Traditionally the most important meal of the day is a multicourse affair eaten after midday. For middle-class and elite families it might consist of a pasta dish or a meat or fish course accompanied by rice, beans, and manioc and a sweet dessert or fruit followed by tiny cups of strong Brazilian coffee called cafezinho. For the poor it would be primarily rice and beans. The evening repast is simpler, often consisting of soup and perhaps leftovers from the midday meal.
As Brazil urbanizes and industrializes, the leisurely family-centered meal at midday is being replaced by lanches (from the English, "lunch"), smaller meals usually consumed in restaurants, including ones featuring buffets that sell food by the kilo and such ubiquitous fast-food eateries as McDonalds. The poor, who cannot afford restaurants, are likely to eat the noon meal at home, to buy snacks sold on the street, or to carry food with them to work in stacked lunch buckets. In rural areas itinerant farm laborers who are paid by the day and who carry such buckets have been dubbed bóias-frias, "cold lunches."
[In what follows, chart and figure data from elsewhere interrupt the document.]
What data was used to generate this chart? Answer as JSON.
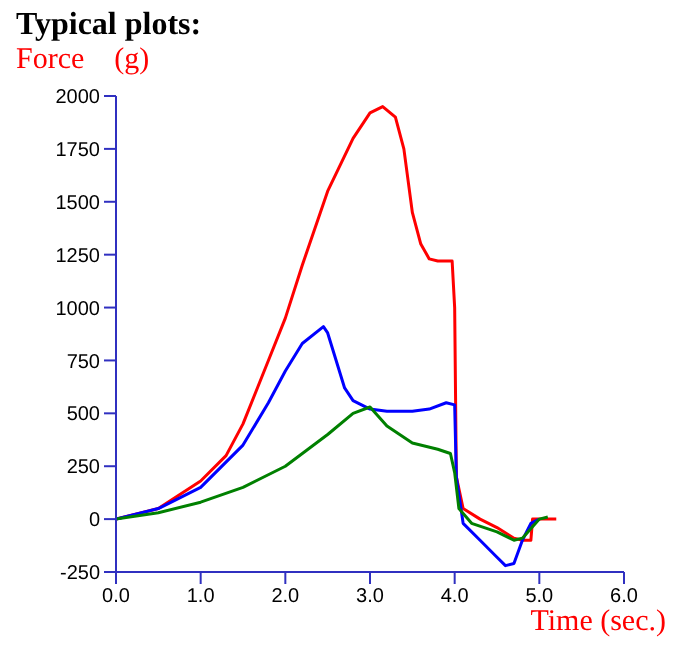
{
  "chart_data": {
    "type": "line",
    "title": "Typical plots:",
    "ylabel": "Force    (g)",
    "xlabel": "Time (sec.)",
    "xlim": [
      0,
      6
    ],
    "xticks": [
      {
        "value": 0,
        "label": "0.0"
      },
      {
        "value": 1,
        "label": "1.0"
      },
      {
        "value": 2,
        "label": "2.0"
      },
      {
        "value": 3,
        "label": "3.0"
      },
      {
        "value": 4,
        "label": "4.0"
      },
      {
        "value": 5,
        "label": "5.0"
      },
      {
        "value": 6,
        "label": "6.0"
      }
    ],
    "ylim": [
      -250,
      2000
    ],
    "yticks": [
      -250,
      0,
      250,
      500,
      750,
      1000,
      1250,
      1500,
      1750,
      2000
    ],
    "marker": "none",
    "line_style": "solid",
    "series": [
      {
        "color": "#ff0000",
        "x": [
          0,
          0.5,
          1,
          1.3,
          1.5,
          1.8,
          2,
          2.2,
          2.5,
          2.8,
          3,
          3.15,
          3.3,
          3.4,
          3.5,
          3.6,
          3.7,
          3.8,
          3.9,
          3.97,
          4,
          4.02,
          4.1,
          4.3,
          4.5,
          4.7,
          4.8,
          4.9,
          4.92,
          5.2
        ],
        "values": [
          0,
          50,
          180,
          300,
          450,
          750,
          950,
          1200,
          1550,
          1800,
          1920,
          1950,
          1900,
          1750,
          1450,
          1300,
          1230,
          1220,
          1220,
          1220,
          1000,
          200,
          50,
          0,
          -40,
          -90,
          -100,
          -100,
          0,
          0
        ]
      },
      {
        "color": "#0000ff",
        "x": [
          0,
          0.5,
          1,
          1.5,
          1.8,
          2,
          2.2,
          2.45,
          2.5,
          2.6,
          2.7,
          2.8,
          3,
          3.2,
          3.5,
          3.7,
          3.9,
          4,
          4.02,
          4.1,
          4.3,
          4.5,
          4.6,
          4.7,
          4.8,
          4.9,
          5
        ],
        "values": [
          0,
          50,
          150,
          350,
          550,
          700,
          830,
          910,
          880,
          750,
          620,
          560,
          520,
          510,
          510,
          520,
          550,
          540,
          200,
          -20,
          -100,
          -180,
          -220,
          -210,
          -100,
          -20,
          0
        ]
      },
      {
        "color": "#008000",
        "x": [
          0,
          0.5,
          1,
          1.5,
          2,
          2.5,
          2.8,
          3,
          3.2,
          3.5,
          3.8,
          3.95,
          4,
          4.05,
          4.2,
          4.5,
          4.7,
          4.8,
          5,
          5.1
        ],
        "values": [
          0,
          30,
          80,
          150,
          250,
          400,
          500,
          530,
          440,
          360,
          330,
          310,
          220,
          50,
          -20,
          -60,
          -100,
          -90,
          0,
          10
        ]
      }
    ]
  }
}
Portuguese colonialism shows its influence in large cities, with churches and market stalls converging on central plazas.
Meals may be accompanied by soft drinks— including guaraná, made from a fruit that grows in the Amazon—beer, or bottled water.





Interview 


Me: What’s your name?
I: My name is Iliana Perez
M: Where are you from?
I: I am from Brazil, and I was born in Recife, which is the capital city of Pernambuco. Recife is a beautiful city located in the north-eastern area of Brazil.
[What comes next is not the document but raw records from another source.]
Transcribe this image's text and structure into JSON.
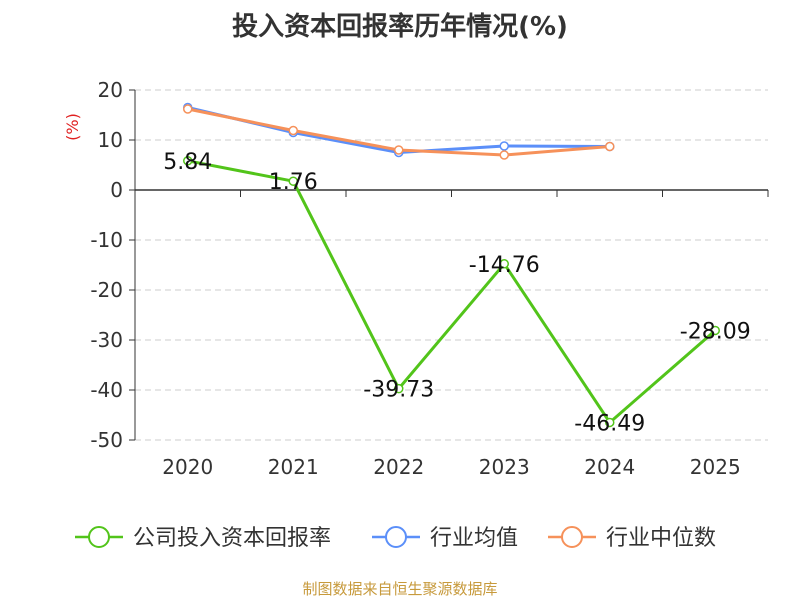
{
  "chart_data": {
    "type": "line",
    "title": "投入资本回报率历年情况(%)",
    "ylabel": "(%)",
    "xlabel": "",
    "categories": [
      "2020",
      "2021",
      "2022",
      "2023",
      "2024",
      "2025"
    ],
    "yticks": [
      "20",
      "10",
      "0",
      "-10",
      "-20",
      "-30",
      "-40",
      "-50"
    ],
    "ylim": [
      -50,
      20
    ],
    "grid": "horizontal-dashed",
    "legend_position": "bottom",
    "series": [
      {
        "name": "公司投入资本回报率",
        "color": "#52c41a",
        "values": [
          5.84,
          1.76,
          -39.73,
          -14.76,
          -46.49,
          -28.09
        ],
        "labels": [
          "5.84",
          "1.76",
          "-39.73",
          "-14.76",
          "-46.49",
          "-28.09"
        ]
      },
      {
        "name": "行业均值",
        "color": "#5b8ff9",
        "values": [
          16.5,
          11.5,
          7.5,
          8.8,
          8.7,
          null
        ]
      },
      {
        "name": "行业中位数",
        "color": "#f6915a",
        "values": [
          16.2,
          11.9,
          8.0,
          7.0,
          8.7,
          null
        ]
      }
    ]
  },
  "source": "制图数据来自恒生聚源数据库"
}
M: Tell me about your family, are they here with you?
I: No, they are still living in Brazil. My father is a hotel manager; my mother is a high school teacher. I have got a younger brother and an older sister, both studying in my hometown.
M: Why did you choose this country to live?
I: My idea was to live here for a while in order to perfect my English and find other interesting careers to study.
M: How was your English before coming here?
I: Was quite basic. Since I am here I have learned a lot, and enjoy learning small new things every day.
M: Do you miss your city and your family?
I: I do sometimes miss my city. Of course I miss my family a lot, but I think this has been a good opportunity for me to grow up and be able to have better chances.
M: How about your friends in Brazil? Have you made friends here?
I: I have a lot of friends back in Brazil. Most of them from my preschool time and primary school. I have also made friends here, and for me that is one of the good things this kind of experiences have; the chance of meeting people from different parts of the world, their cultures and habits.
M: What can you tell me about your country?
I: Well, Brazil is the biggest country in South America and in Latin America. Its language is Portuguese, and in a lower level people also speak Spanish and English. The economy is in a growing process, though politics as in many places is kind of difficult to deal with. We have a democratic regime, and our government system is very similar to the one the United States has.
M: What are your plans after finishing your studies here?
I: I would love to study literature and ancient poetry before returning to my country and be a good teacher like my mother.